Broadening research internally

ANZ is using Qualtrics customer feedback alongside data and feedback collected from other research activities such as prototyping, discovery and user testing. “This helps provide a more holistic understanding of value for our customers,” Edwards said.

In terms of introducing people typically outside the sphere to NPS data and customer insights, Edwards said it’s all about articulating value. “Once people understand the value they can get by looking at these other sources, it’s pretty easy. It’s just sometimes people don’t know what they don’t know,” he said.

“So getting people aware of what’s in that feedback has been a really important piece of the puzzle.”

What’s also changed is the way Edwards’ team is distributing and packaging these insights internally. “There are different people working on new customer experiences versus working on the existing ones or maintaining the existing ones. Reframing the data as part of the value proposition is what Qualtrics has enabled,” he said.

While initial ROI numbers will get a new deployment across the line, once it’s embedded in the organisation Edwards said success can be measured in culture change. He gauges the return on any new development not just in strict ROI terms, but also in the “qualitative way of seeing how the language within the organisation has changed to reflect the new ways of understanding and analysing customer feedback”.

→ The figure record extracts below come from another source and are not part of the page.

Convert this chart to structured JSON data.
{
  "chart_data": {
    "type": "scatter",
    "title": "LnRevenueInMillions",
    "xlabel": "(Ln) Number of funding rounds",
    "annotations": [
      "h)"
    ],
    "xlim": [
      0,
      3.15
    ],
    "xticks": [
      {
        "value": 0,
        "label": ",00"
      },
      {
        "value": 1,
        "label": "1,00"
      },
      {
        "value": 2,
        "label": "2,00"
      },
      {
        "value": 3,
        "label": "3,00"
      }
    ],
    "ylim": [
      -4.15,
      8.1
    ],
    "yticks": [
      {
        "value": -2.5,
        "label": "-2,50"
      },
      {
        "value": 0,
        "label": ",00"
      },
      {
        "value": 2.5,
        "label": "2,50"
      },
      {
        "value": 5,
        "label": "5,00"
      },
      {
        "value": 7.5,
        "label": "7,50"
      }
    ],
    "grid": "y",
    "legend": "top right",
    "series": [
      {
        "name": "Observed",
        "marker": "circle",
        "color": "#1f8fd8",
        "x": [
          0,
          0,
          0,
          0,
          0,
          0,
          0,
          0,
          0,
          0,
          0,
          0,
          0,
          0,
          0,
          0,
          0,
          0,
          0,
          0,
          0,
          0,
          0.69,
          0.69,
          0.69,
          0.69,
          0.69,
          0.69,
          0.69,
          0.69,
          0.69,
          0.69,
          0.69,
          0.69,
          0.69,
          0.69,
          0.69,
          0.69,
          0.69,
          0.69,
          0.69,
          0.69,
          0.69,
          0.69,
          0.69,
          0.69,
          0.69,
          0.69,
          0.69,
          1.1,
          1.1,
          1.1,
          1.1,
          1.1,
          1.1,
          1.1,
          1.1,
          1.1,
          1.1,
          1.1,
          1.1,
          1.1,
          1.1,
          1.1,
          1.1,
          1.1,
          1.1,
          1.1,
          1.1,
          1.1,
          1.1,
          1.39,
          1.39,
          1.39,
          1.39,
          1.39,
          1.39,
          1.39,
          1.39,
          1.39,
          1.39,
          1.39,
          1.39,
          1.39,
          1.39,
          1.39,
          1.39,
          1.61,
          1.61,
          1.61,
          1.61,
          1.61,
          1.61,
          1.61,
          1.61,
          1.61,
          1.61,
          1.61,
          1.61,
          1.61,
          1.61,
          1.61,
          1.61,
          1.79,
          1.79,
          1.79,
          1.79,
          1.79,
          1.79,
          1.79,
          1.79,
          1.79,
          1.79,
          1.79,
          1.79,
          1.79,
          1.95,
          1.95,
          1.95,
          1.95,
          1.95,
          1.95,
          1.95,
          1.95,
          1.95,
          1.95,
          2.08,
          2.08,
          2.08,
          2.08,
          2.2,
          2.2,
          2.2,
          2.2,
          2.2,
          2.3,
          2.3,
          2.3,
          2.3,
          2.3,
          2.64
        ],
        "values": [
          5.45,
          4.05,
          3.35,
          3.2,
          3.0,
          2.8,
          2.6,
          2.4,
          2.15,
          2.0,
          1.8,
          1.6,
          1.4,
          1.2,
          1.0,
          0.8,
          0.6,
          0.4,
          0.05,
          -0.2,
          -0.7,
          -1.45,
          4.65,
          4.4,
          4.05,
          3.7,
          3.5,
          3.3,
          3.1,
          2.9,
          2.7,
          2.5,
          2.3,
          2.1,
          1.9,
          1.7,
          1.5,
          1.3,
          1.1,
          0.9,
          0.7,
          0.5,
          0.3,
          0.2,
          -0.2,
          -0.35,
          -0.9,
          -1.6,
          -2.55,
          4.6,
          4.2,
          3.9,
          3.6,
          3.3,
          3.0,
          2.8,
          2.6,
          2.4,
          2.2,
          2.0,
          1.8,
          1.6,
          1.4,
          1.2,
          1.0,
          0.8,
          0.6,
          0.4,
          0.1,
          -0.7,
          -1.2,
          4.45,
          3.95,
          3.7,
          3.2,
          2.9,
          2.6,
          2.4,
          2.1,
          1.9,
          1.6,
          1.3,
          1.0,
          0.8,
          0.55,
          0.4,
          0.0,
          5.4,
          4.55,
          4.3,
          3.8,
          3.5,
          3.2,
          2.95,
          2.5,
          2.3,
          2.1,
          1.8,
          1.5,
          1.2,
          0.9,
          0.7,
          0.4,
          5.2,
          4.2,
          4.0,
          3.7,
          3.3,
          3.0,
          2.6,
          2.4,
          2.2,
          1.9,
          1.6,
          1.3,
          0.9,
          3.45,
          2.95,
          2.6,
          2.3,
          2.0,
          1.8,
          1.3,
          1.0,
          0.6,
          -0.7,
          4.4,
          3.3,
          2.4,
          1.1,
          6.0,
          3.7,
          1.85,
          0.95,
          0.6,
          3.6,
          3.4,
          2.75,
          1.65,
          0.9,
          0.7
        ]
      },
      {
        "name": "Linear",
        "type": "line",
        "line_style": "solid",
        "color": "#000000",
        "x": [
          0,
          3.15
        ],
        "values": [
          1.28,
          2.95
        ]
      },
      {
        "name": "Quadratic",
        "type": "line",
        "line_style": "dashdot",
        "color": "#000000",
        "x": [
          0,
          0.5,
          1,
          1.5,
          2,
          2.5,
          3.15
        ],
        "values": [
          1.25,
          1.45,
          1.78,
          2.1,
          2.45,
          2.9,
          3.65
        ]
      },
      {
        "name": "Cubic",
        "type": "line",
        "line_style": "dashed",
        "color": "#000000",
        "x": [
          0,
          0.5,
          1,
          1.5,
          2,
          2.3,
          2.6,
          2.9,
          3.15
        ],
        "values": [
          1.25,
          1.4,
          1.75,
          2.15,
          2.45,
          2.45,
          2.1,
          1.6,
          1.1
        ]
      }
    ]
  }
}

“I also look at how people internally are engaging with the platform and programs and how they’re using these to solve business problems to understand success.”

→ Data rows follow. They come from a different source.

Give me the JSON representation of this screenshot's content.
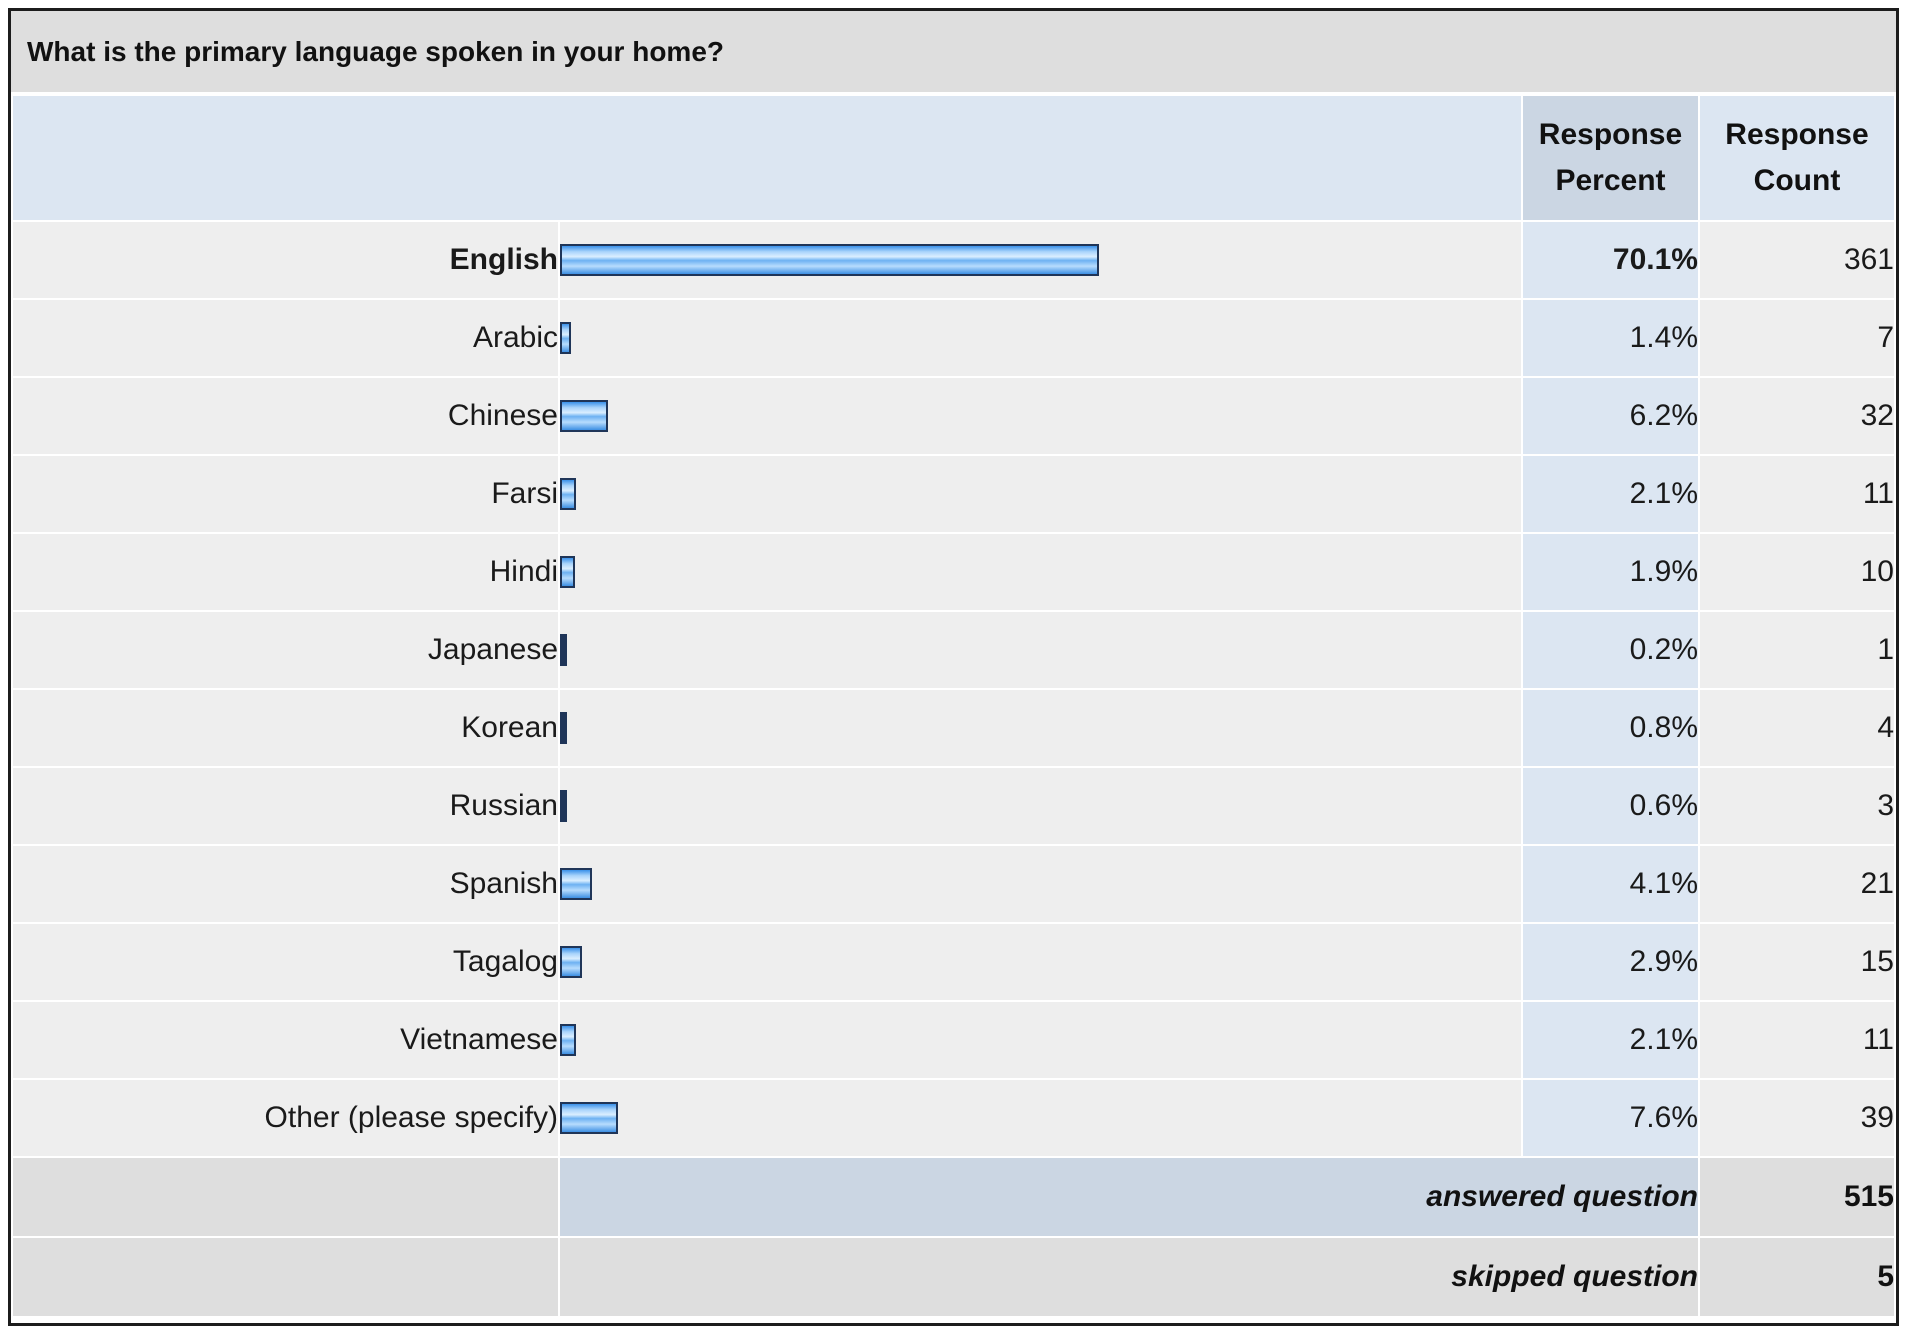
{
  "survey": {
    "question": "What is the primary language spoken in your home?",
    "headers": {
      "percent_line1": "Response",
      "percent_line2": "Percent",
      "count_line1": "Response",
      "count_line2": "Count"
    },
    "rows": [
      {
        "label": "English",
        "percent": "70.1%",
        "count": "361",
        "value": 70.1
      },
      {
        "label": "Arabic",
        "percent": "1.4%",
        "count": "7",
        "value": 1.4
      },
      {
        "label": "Chinese",
        "percent": "6.2%",
        "count": "32",
        "value": 6.2
      },
      {
        "label": "Farsi",
        "percent": "2.1%",
        "count": "11",
        "value": 2.1
      },
      {
        "label": "Hindi",
        "percent": "1.9%",
        "count": "10",
        "value": 1.9
      },
      {
        "label": "Japanese",
        "percent": "0.2%",
        "count": "1",
        "value": 0.2
      },
      {
        "label": "Korean",
        "percent": "0.8%",
        "count": "4",
        "value": 0.8
      },
      {
        "label": "Russian",
        "percent": "0.6%",
        "count": "3",
        "value": 0.6
      },
      {
        "label": "Spanish",
        "percent": "4.1%",
        "count": "21",
        "value": 4.1
      },
      {
        "label": "Tagalog",
        "percent": "2.9%",
        "count": "15",
        "value": 2.9
      },
      {
        "label": "Vietnamese",
        "percent": "2.1%",
        "count": "11",
        "value": 2.1
      },
      {
        "label": "Other (please specify)",
        "percent": "7.6%",
        "count": "39",
        "value": 7.6
      }
    ],
    "answered_label": "answered question",
    "answered_value": "515",
    "skipped_label": "skipped question",
    "skipped_value": "5"
  },
  "colors": {
    "bar_border": "#1f3558",
    "bar_fill": "#6db1f2",
    "header_bg": "#dce6f2",
    "row_bg": "#eeeeee"
  }
}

Qualtrics Asia-Pacific and Japan head of CX solutions and strategy, Vicky Katsabaris, told CMO one of the biggest organisational obstacles to delivering positive customer experiences is that brands have simply been focused on measuring customer feedback.

However, she argued more often than not, success is about taking action and using customer feedback to plot the path forward and ensure high-value customer have the services, products and experiences they want.

Thanks to its ongoing investment into combining and mining insights, Katsabaris said ANZ is able to develop new propositions it is regularly bringing to market, helping to support its ongoing transformation.

“Moving beyond measurement to take action on feedback is business critical to organisations wanting to get ahead in rapidly changing markets,” Katsabaris said.

Employee culture is also critical to the bank itself, as well as regulators, and that’s something ANZ intends to use the platform for moving forward. Among the next priorities for Edwards are further extending the feedback available to the bank’s employees.

“A lot of companies do pulse surveys and employee engagement. We manage all that, but I’m keen to really drive the employee experience side of it, because it’s potentially a very unique element of our value proposition,” Edwards said.

“Customer feedback is one side and employee feedback is another. It comes down to seeing stakeholder engagement as a really critical element in understanding the value the platform is providing.”